Après des premiers débats parfois chahutés, l'Assemblée nationale va se plonger mardi dans les milliers d'amendements des oppositions au projet de réforme des retraites, lors d'une deuxième journée qui s'annonce encore agitée.
La séance des questions au gouvernement à 15h devrait donner lieu à de nouvelles passes d'armes.
Parallèlement au travail de l'Assemblée, les partenaires sociaux démarrent mardi matin la «conférence de financement» chargée de trouver des solutions pour ramener à l'équilibre le système de retraite d'ici à 2027.
Après les questions au gouvernement, les députés se lanceront dans l'examen des premiers amendements d'un texte que les «marcheurs» présentent comme une «refondation sociale» pour un système de retraites par points «universel» et «juste», mais que l'opposition rejette en bloc, avec une avalanche d'amendements des Insoumis et des communistes.
En creux, la question se pose déjà de l'utilisation du «49-3», cette arme de la Constitution qui permet au gouvernement d'abréger les débats et de faire adopter un projet de loi sans vote.
Car la majorité table toujours sur une adoption en première lecture avant les municipales du 15 et 22 mars, et sur un feu vert définitif «d'ici l'été».
Or, sans 49-3, ce calendrier semble "intenable" compte tenu des quelque 41.000 amendements au programme.
«Le président (de l'Assemblée Richard) Ferrand a calculé que ca ferait 365 jours à raison de dix heures par jour.
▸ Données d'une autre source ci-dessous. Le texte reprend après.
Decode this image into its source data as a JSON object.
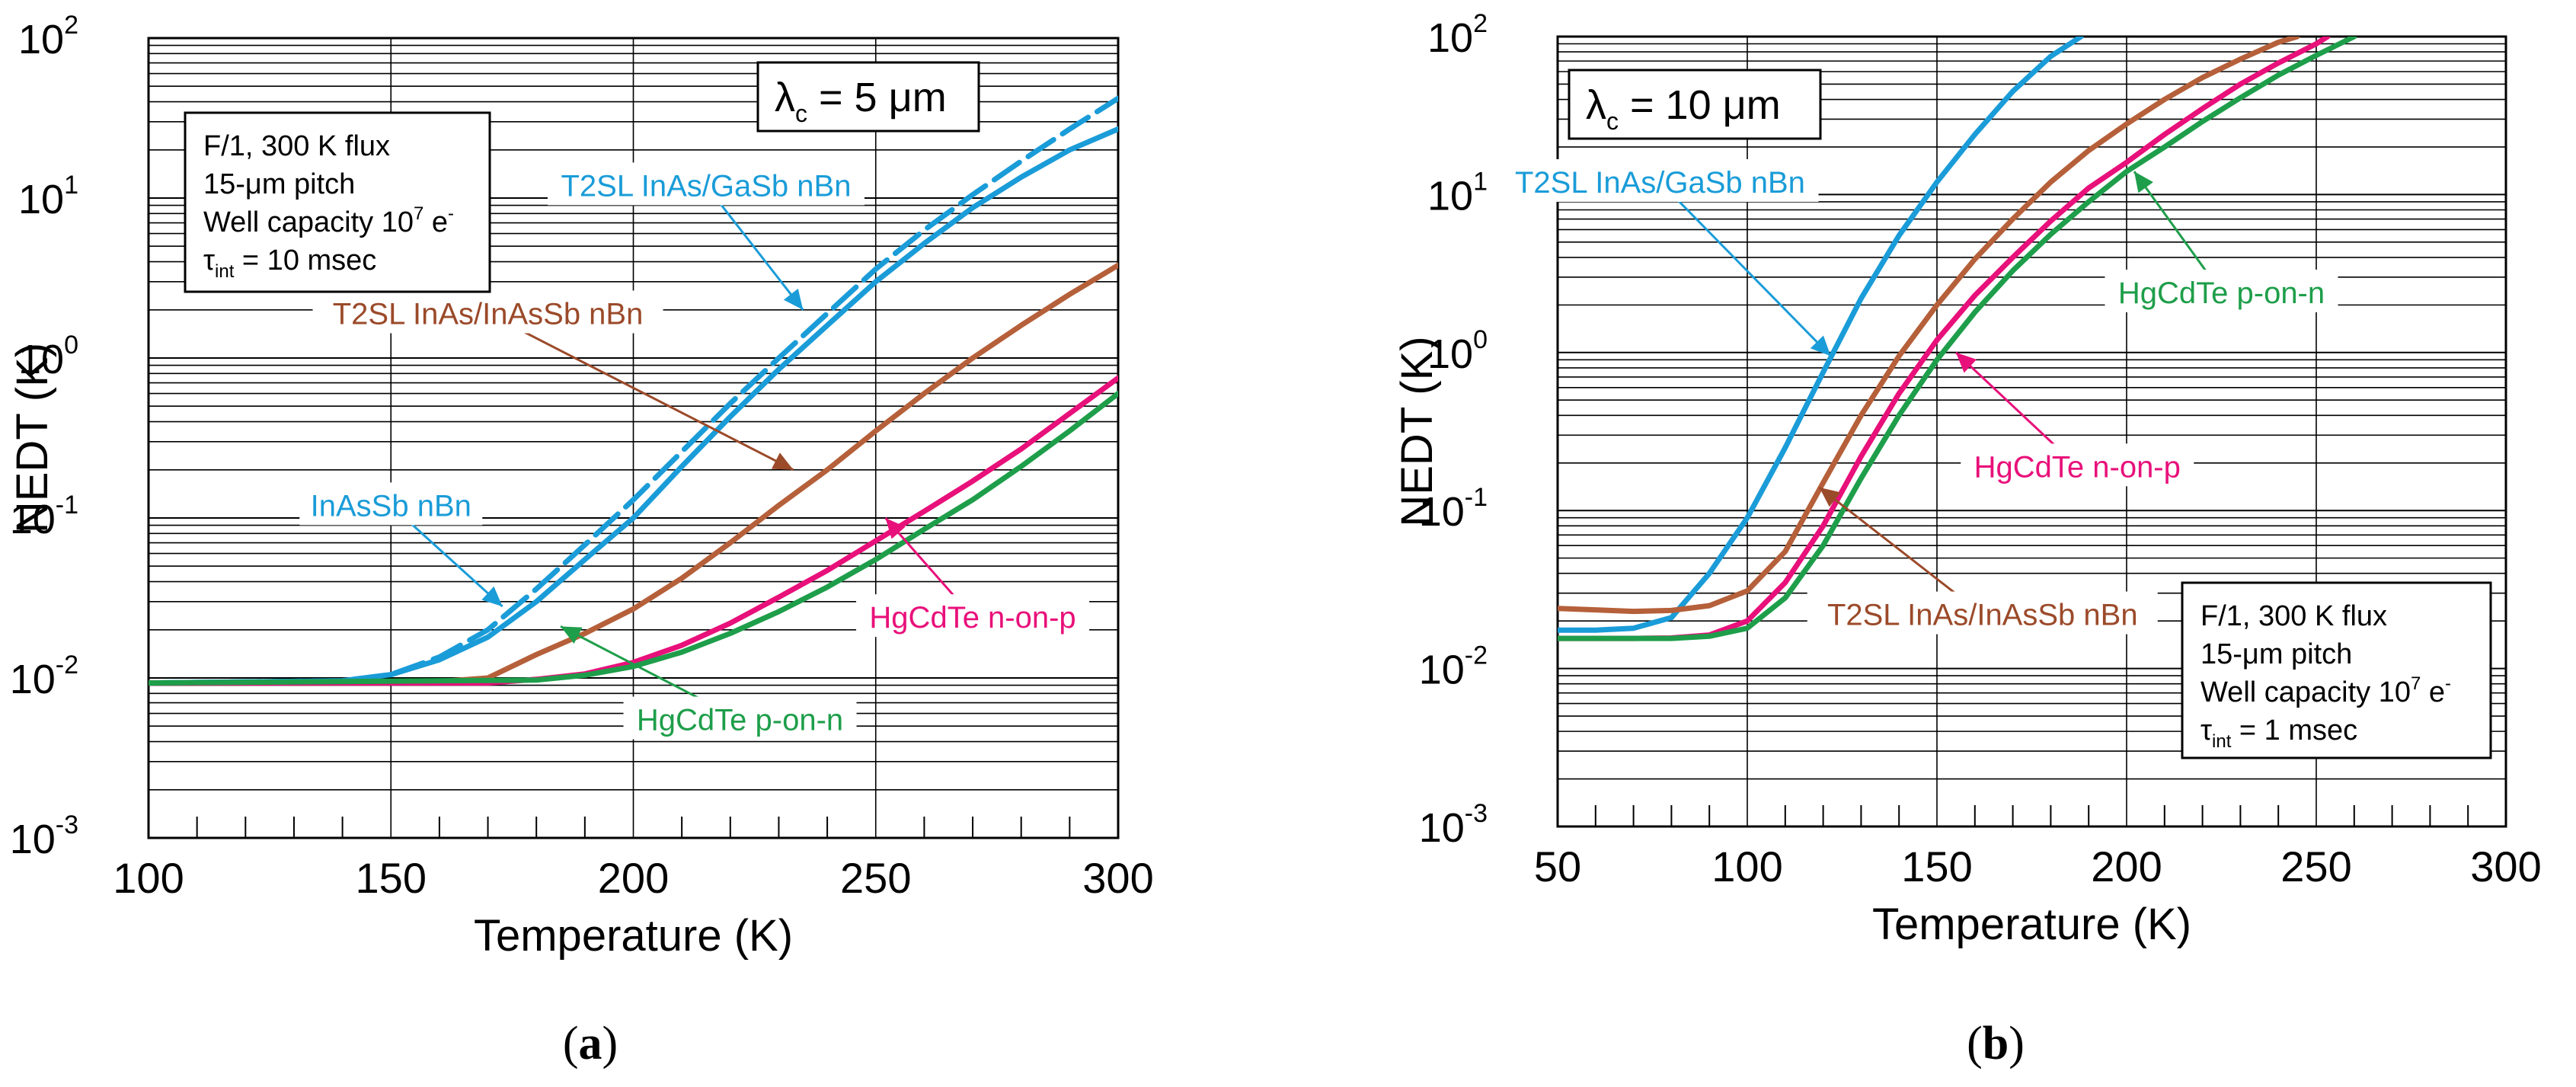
{
  "chart_data": [
    {
      "type": "line",
      "panel_label": "(a)",
      "xlabel": "Temperature (K)",
      "ylabel": "NEDT (K)",
      "xlim": [
        100,
        300
      ],
      "ylim": [
        0.001,
        100
      ],
      "yscale": "log",
      "x_tick_labels": [
        "100",
        "150",
        "200",
        "250",
        "300"
      ],
      "y_tick_labels": [
        {
          "base": "10",
          "exp": "-3"
        },
        {
          "base": "10",
          "exp": "-2"
        },
        {
          "base": "10",
          "exp": "-1"
        },
        {
          "base": "10",
          "exp": "0"
        },
        {
          "base": "10",
          "exp": "1"
        },
        {
          "base": "10",
          "exp": "2"
        }
      ],
      "grid": true,
      "cutoff_label": {
        "lambda": "λ",
        "sub": "c",
        "rest": " = 5 μm"
      },
      "conditions": {
        "line1": "F/1, 300 K flux",
        "line2": "15-μm pitch",
        "line3_prefix": "Well capacity 10",
        "line3_exp": "7",
        "line3_unit": " e",
        "line3_unit_sup": "-",
        "line4_tau": "τ",
        "line4_sub": "int",
        "line4_rest": " = 10 msec"
      },
      "series": [
        {
          "name": "T2SL InAs/GaSb nBn",
          "color": "#1a9cd8",
          "dash": "40 14",
          "x": [
            100,
            140,
            150,
            160,
            170,
            180,
            190,
            200,
            210,
            220,
            230,
            240,
            250,
            260,
            270,
            280,
            290,
            300
          ],
          "y": [
            0.0093,
            0.0096,
            0.0105,
            0.0135,
            0.02,
            0.036,
            0.068,
            0.13,
            0.26,
            0.52,
            1.0,
            1.9,
            3.6,
            6.3,
            10.5,
            17,
            27,
            42
          ]
        },
        {
          "name": "T2SL InAs/GaSb nBn",
          "color": "#1a9cd8",
          "dash": "",
          "x": [
            100,
            140,
            150,
            160,
            170,
            180,
            190,
            200,
            210,
            220,
            230,
            240,
            250,
            260,
            270,
            280,
            290,
            300
          ],
          "y": [
            0.0093,
            0.0096,
            0.0105,
            0.013,
            0.018,
            0.03,
            0.055,
            0.1,
            0.21,
            0.43,
            0.85,
            1.6,
            3.0,
            5.2,
            8.7,
            13.5,
            20,
            27
          ]
        },
        {
          "name": "T2SL InAs/InAsSb nBn",
          "color": "#b5603a",
          "dash": "",
          "x": [
            100,
            150,
            160,
            170,
            180,
            190,
            200,
            210,
            220,
            230,
            240,
            250,
            260,
            270,
            280,
            290,
            300
          ],
          "y": [
            0.0093,
            0.0093,
            0.0095,
            0.01,
            0.014,
            0.019,
            0.027,
            0.042,
            0.07,
            0.12,
            0.2,
            0.35,
            0.6,
            1.0,
            1.6,
            2.5,
            3.8
          ]
        },
        {
          "name": "HgCdTe n-on-p",
          "color": "#e8107a",
          "dash": "",
          "x": [
            100,
            170,
            180,
            190,
            200,
            210,
            220,
            230,
            240,
            250,
            260,
            270,
            280,
            290,
            300
          ],
          "y": [
            0.0093,
            0.0093,
            0.0098,
            0.0106,
            0.0125,
            0.016,
            0.022,
            0.032,
            0.047,
            0.072,
            0.11,
            0.17,
            0.27,
            0.45,
            0.75
          ]
        },
        {
          "name": "HgCdTe p-on-n",
          "color": "#1e9e4a",
          "dash": "",
          "x": [
            100,
            180,
            190,
            200,
            210,
            220,
            230,
            240,
            250,
            260,
            270,
            280,
            290,
            300
          ],
          "y": [
            0.0093,
            0.0097,
            0.0104,
            0.0118,
            0.0145,
            0.019,
            0.026,
            0.037,
            0.055,
            0.085,
            0.13,
            0.21,
            0.35,
            0.6
          ]
        }
      ],
      "annotations": [
        {
          "text": "T2SL InAs/GaSb nBn",
          "color": "#1a9cd8",
          "x": 215,
          "y": 12,
          "arrow_to": [
            235,
            2.0
          ]
        },
        {
          "text": "T2SL InAs/InAsSb nBn",
          "color": "#9b4a2a",
          "x": 170,
          "y": 1.9,
          "arrow_to": [
            233,
            0.2
          ]
        },
        {
          "text": "InAsSb nBn",
          "color": "#1a9cd8",
          "x": 150,
          "y": 0.12,
          "arrow_to": [
            173,
            0.028
          ]
        },
        {
          "text": "HgCdTe n-on-p",
          "color": "#e8107a",
          "x": 270,
          "y": 0.024,
          "arrow_to": [
            252,
            0.1
          ]
        },
        {
          "text": "HgCdTe p-on-n",
          "color": "#1e9e4a",
          "x": 222,
          "y": 0.0055,
          "arrow_to": [
            185,
            0.021
          ]
        }
      ]
    },
    {
      "type": "line",
      "panel_label": "(b)",
      "xlabel": "Temperature (K)",
      "ylabel": "NEDT (K)",
      "xlim": [
        50,
        300
      ],
      "ylim": [
        0.001,
        100
      ],
      "yscale": "log",
      "x_tick_labels": [
        "50",
        "100",
        "150",
        "200",
        "250",
        "300"
      ],
      "y_tick_labels": [
        {
          "base": "10",
          "exp": "-3"
        },
        {
          "base": "10",
          "exp": "-2"
        },
        {
          "base": "10",
          "exp": "-1"
        },
        {
          "base": "10",
          "exp": "0"
        },
        {
          "base": "10",
          "exp": "1"
        },
        {
          "base": "10",
          "exp": "2"
        }
      ],
      "grid": true,
      "cutoff_label": {
        "lambda": "λ",
        "sub": "c",
        "rest": " = 10 μm"
      },
      "conditions": {
        "line1": "F/1, 300 K flux",
        "line2": "15-μm pitch",
        "line3_prefix": "Well capacity 10",
        "line3_exp": "7",
        "line3_unit": " e",
        "line3_unit_sup": "-",
        "line4_tau": "τ",
        "line4_sub": "int",
        "line4_rest": " = 1 msec"
      },
      "series": [
        {
          "name": "T2SL InAs/GaSb nBn",
          "color": "#1a9cd8",
          "dash": "",
          "x": [
            50,
            60,
            70,
            80,
            90,
            100,
            110,
            120,
            130,
            140,
            150,
            160,
            170,
            180,
            188
          ],
          "y": [
            0.0175,
            0.0175,
            0.018,
            0.021,
            0.04,
            0.09,
            0.25,
            0.75,
            2.2,
            5.5,
            12,
            24,
            45,
            75,
            100
          ]
        },
        {
          "name": "T2SL InAs/InAsSb nBn",
          "color": "#b5603a",
          "dash": "",
          "x": [
            50,
            60,
            70,
            80,
            90,
            100,
            110,
            120,
            130,
            140,
            150,
            160,
            170,
            180,
            190,
            200,
            210,
            220,
            230,
            240,
            245
          ],
          "y": [
            0.024,
            0.0235,
            0.023,
            0.0233,
            0.025,
            0.031,
            0.055,
            0.15,
            0.4,
            0.95,
            2.0,
            3.9,
            7.0,
            12,
            19,
            28,
            40,
            55,
            72,
            92,
            100
          ]
        },
        {
          "name": "HgCdTe n-on-p",
          "color": "#e8107a",
          "dash": "",
          "x": [
            50,
            60,
            70,
            80,
            90,
            100,
            110,
            120,
            130,
            140,
            150,
            160,
            170,
            180,
            190,
            200,
            210,
            220,
            230,
            240,
            250,
            253
          ],
          "y": [
            0.0155,
            0.0155,
            0.0155,
            0.0156,
            0.0163,
            0.02,
            0.035,
            0.08,
            0.22,
            0.55,
            1.2,
            2.3,
            4.0,
            6.8,
            11,
            16,
            24,
            35,
            50,
            68,
            90,
            100
          ]
        },
        {
          "name": "HgCdTe p-on-n",
          "color": "#1e9e4a",
          "dash": "",
          "x": [
            50,
            60,
            70,
            80,
            90,
            100,
            110,
            120,
            130,
            140,
            150,
            160,
            170,
            180,
            190,
            200,
            210,
            220,
            230,
            240,
            250,
            260
          ],
          "y": [
            0.0155,
            0.0155,
            0.0155,
            0.0155,
            0.016,
            0.018,
            0.028,
            0.06,
            0.16,
            0.4,
            0.9,
            1.8,
            3.3,
            5.6,
            9.0,
            14,
            20,
            29,
            41,
            57,
            76,
            100
          ]
        }
      ],
      "annotations": [
        {
          "text": "T2SL InAs/GaSb nBn",
          "color": "#1a9cd8",
          "x": 77,
          "y": 12,
          "arrow_to": [
            122,
            0.95
          ]
        },
        {
          "text": "HgCdTe p-on-n",
          "color": "#1e9e4a",
          "x": 225,
          "y": 2.4,
          "arrow_to": [
            202,
            14
          ]
        },
        {
          "text": "HgCdTe n-on-p",
          "color": "#e8107a",
          "x": 187,
          "y": 0.19,
          "arrow_to": [
            155,
            1.0
          ]
        },
        {
          "text": "T2SL InAs/InAsSb nBn",
          "color": "#9b4a2a",
          "x": 162,
          "y": 0.022,
          "arrow_to": [
            119,
            0.14
          ]
        }
      ]
    }
  ]
}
Ce n'est pas très réaliste, même si nous enjambions ou mordions sur la trêve des municipales, nous n'y arriverions pas», a souri lundi soir Gilles Le Gendre, le chef de file des députés LREM.
Mais «il se peut aussi que nos oppositions fassent preuve d'un esprit de responsabilité», glisse-t-il, en assurant que la «volonté unanime du gouvernement et de la majorité reste d'éviter» un 49-3.
Même si certains marcheurs n'excluent plus cette hypothèse «si le débat est impossible».
«Iceberg»
La majorité accuse les députés insoumis et communistes de «refuser le débat» et de se «tranformer en robots d'une organisation tayloriste d'obstruction», selon la formule du secrétaire d'Etat aux retraites Laurent Pietraszewski lundi.
En face, selon le chef de file des Insoumis Jean-Luc Mélenchon, cette réforme est «la plus terrible régression sociale de toute la Ve République».
«M. Hollande ne s'est jamais remis de la loi El Khomri, M. Macron ne se remettra jamais de sa tentative de destruction du droit à la retraite, il ne s'en remettra jamais», lance-t-il.
Droite comme gauche dénoncent un «mépris» du Parlement et un projet «nébuleux» et «à trous», avec notamment la trentaine d'ordonnances programmées.
Les trois groupes de gauche - PS, PCF et LFI - tablent en plus des amendements (près de 37.000 à eux trois) sur une motion de censure à une date qui reste à déterminer.
Ils ont aussi tenté en vain lundi une «motion référendaire», qui sert à demander au président de la République un référendum. Initiée par les communistes, elle a été rejetée par 160 voix contre 70. Autant de «manoeuvres dilatoires» pour le gouvernement.
A droite, le groupe LR entend incarner «une troisième voie» et n'a de cesse de dénoncer «l'absence totale de visibilité sur le financement».
Le texte est un «iceberg où l'essentiel est immergé sous la surface de la mer», selon l'ancien ministre du Budget et président de la commission des Finances Eric Woerth, qui a écrit au Premier ministre pour obtenir «documents et données factuels» sur le financement de la réforme.
Dans la majorité malgré quelques interrogations en interne, on veut faire aboutir cette réforme «de progrès social», «contre vents d'obstruction et marées d'amendements».
Selon le patron des députés MoDem Patrick Mignola c'est «une réforme socialement de gauche et économiquement de droite, une vraie réforme du 'en même temps'» macronien et «un nouveau contrat social pour les Français».
Ministres et élus LREM citent aussi volontiers l'ancien Premier ministre Michel Rocard et son livre blanc sur les retraites (1991), une «référence» selon la députée de Gironde Catherine Fabre.
Le titulaire du perchoir Richard Ferrand a prévu de présider une bonne part des séances pour tenir les débats. Il a commencé à donner de la voix lundi, même si les discussions sont restées globalement courtoises.
«Arrêtez de crier vous, vous êtes pénible», a-t-il dit à un député un peu agité, ou encore, à l'ensemble de l'hémicycle : «ne commencez pas, vous aurez des heures, des jours et des nuits pour vous ébrouer dans la démocratie».